Do you know the average number of couples therapy sessions that divorced people report having?

Four.

It falls flat fast.

To state the obvious, four sessions isn’t enough time to dig into issus and really work on them. For these couples, we often hear excuses like life gets busy, someone gets sick, someone feels like they were on the spot in counseling. Basically, there’s no real momentum to keep plugging away, particularly for the clueless spouse who thinks things are fine.

Sometimes the other spouse makes the argument that marriage counseling isn’t even necessary at all, or that the time and money aren’t there, etc. Especially if they’re not seeing warning signs about divorce. The doubter, perhaps also not sure about whether couples therapy will work, withdraws the request or doesn’t bring it up again, but remains simmering.

Whether or not there’s an attempt at couples therapy, some doubting spouses try individual therapy.

Sometimes it’s a great experience, especially if the therapist helps them see their own part of the marital problems and offers ideas for self-change. Marriage and family therapists (LMFTs like myself) are particularly skilled in this type of individual therapy because we’re trained to look at the full context of a situation rather than the internal experience of one person.

Other times, individual therapy can become (to put it bluntly) a weekly bitch session, with no real growth and a one-sided view of the other spouse. Some therapists who don’t have that contextual training struggle to see the perspective of the spouse who is not their client. But I believe that the majority of doubters do wish for personal growth, and don’t want to just attack their partner.

When marital doubt goes on long enough, people start to rehearse in their minds what they’ll do after a divorce. They imagine being single again and how to prepare for that possibility– just in case, of course. This might look like starting a new job, finding separate friends, or avoiding big commitments for the future like upgrading the house or planning vacations together.

This creates more distance in the marriage, something they don’t actually want, but the doubter’s dilemma is that verbalizing doubts to the spouse may still seem worse. They could respond nastily or with panic. Now you’ve got two people in doubt bringing their worst selves to the situation.

But here’s the thing: the longer you prepare for the possibility of divorce without telling your partner, the more blindsided they’ll be when you do tell them, and the more likely that your worst doubts are realized.

So then how, you may be wondering, does marital doubt ever end? Well, there are three possible options.

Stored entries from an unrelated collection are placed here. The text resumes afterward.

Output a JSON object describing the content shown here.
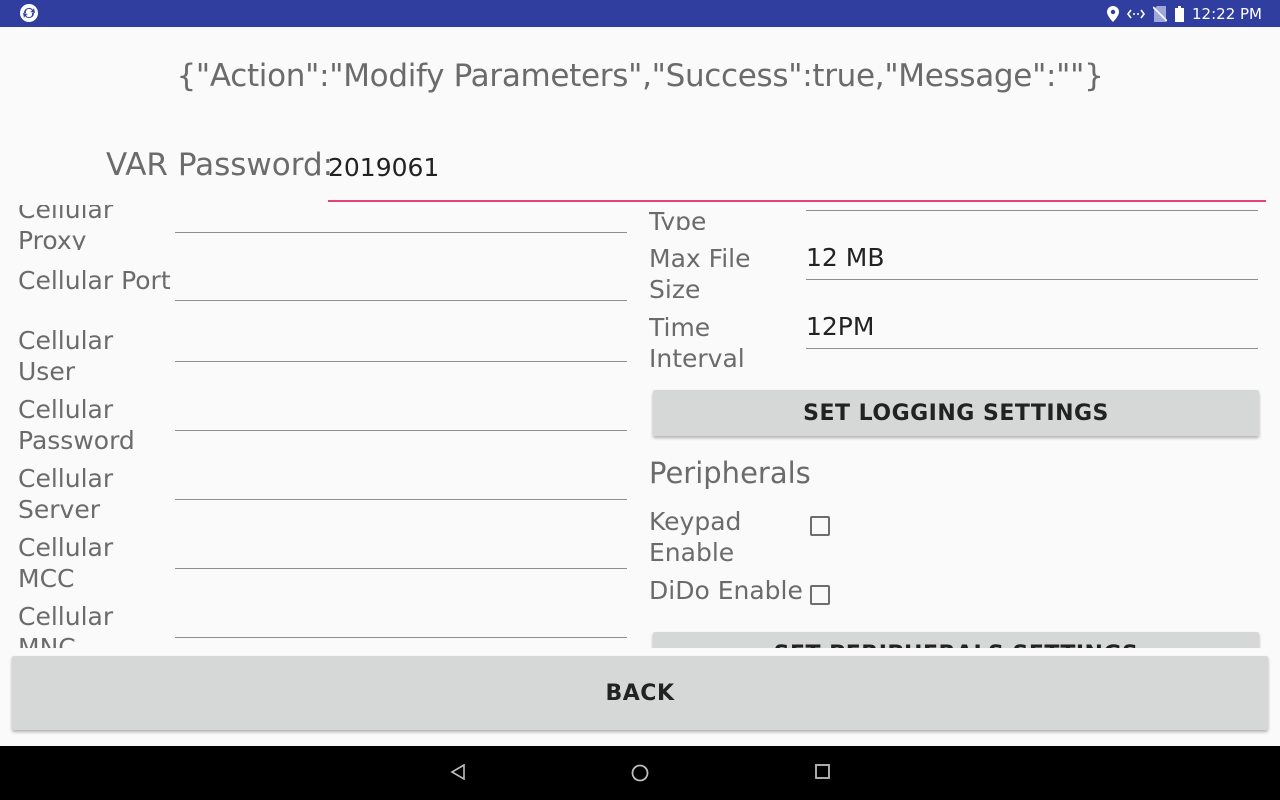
{
  "status_bar": {
    "time": "12:22 PM",
    "icons": [
      "app-logo-icon",
      "location-icon",
      "data-transfer-icon",
      "no-sim-icon",
      "battery-icon"
    ]
  },
  "response_text": "{\"Action\":\"Modify Parameters\",\"Success\":true,\"Message\":\"\"}",
  "password": {
    "label": "VAR Password:",
    "value": "2019061"
  },
  "left_fields": [
    {
      "label": "Cellular Proxy",
      "value": ""
    },
    {
      "label": "Cellular Port",
      "value": ""
    },
    {
      "label": "Cellular User",
      "value": ""
    },
    {
      "label": "Cellular Password",
      "value": ""
    },
    {
      "label": "Cellular Server",
      "value": ""
    },
    {
      "label": "Cellular MCC",
      "value": ""
    },
    {
      "label": "Cellular MNC",
      "value": ""
    }
  ],
  "right_fields": [
    {
      "label": "Type",
      "value": ""
    },
    {
      "label": "Max File Size",
      "value": "12 MB"
    },
    {
      "label": "Time Interval",
      "value": "12PM"
    }
  ],
  "buttons": {
    "set_logging": "SET LOGGING SETTINGS",
    "set_peripherals": "SET PERIPHERALS SETTINGS",
    "back": "BACK"
  },
  "peripherals": {
    "title": "Peripherals",
    "items": [
      {
        "label": "Keypad Enable",
        "checked": false
      },
      {
        "label": "DiDo Enable",
        "checked": false
      }
    ]
  },
  "nav_bar": {
    "icons": [
      "back-nav-icon",
      "home-nav-icon",
      "recents-nav-icon"
    ]
  }
}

  1. Doubt goes away, replaced by normal ups and downs of marriage but without that edge of anxiety about commitment and stability. Basically, you’re back in, with maybe just the occasional flare-up of doubt. You may get there on your own, or with the help of counseling.
  2. Doubt turns to crisis when it’s shared with the spouse prior to a decision to end the marriage. Sometimes that crisis can lead to real change, with marriage therapy or help on your own as a couple, and then the doubt goes away. Other times this crisis can lead to a divorce, but with enough time for the spouse to understand what’s going on and for both of you to try and save the marriage if possible. This shows the benefit of sharing doubts with the spouse before deciding to divorce– it gives them a chance to respond well and for reconciliation to occur– even though it’s scary because you don’t know how they’ll react.
  3. The fact that you’re doubting isn’t shared and it turns into a sudden announcement of divorce. “I’m leaving you, I have a lawyer and I suggest you get one, too.” This, of course, is the most heart-wrenching for the other spouse and can lead to bitter divorces and troubled shared parenting later on. (However, it may be necessary if the other spouse is a threatening person who could do grave harm if told in advance.)

If you or someone you know is having marital doubts, there is hope for understanding what’s going on, gaining more clarity, and getting off the rollercoaster of emotions.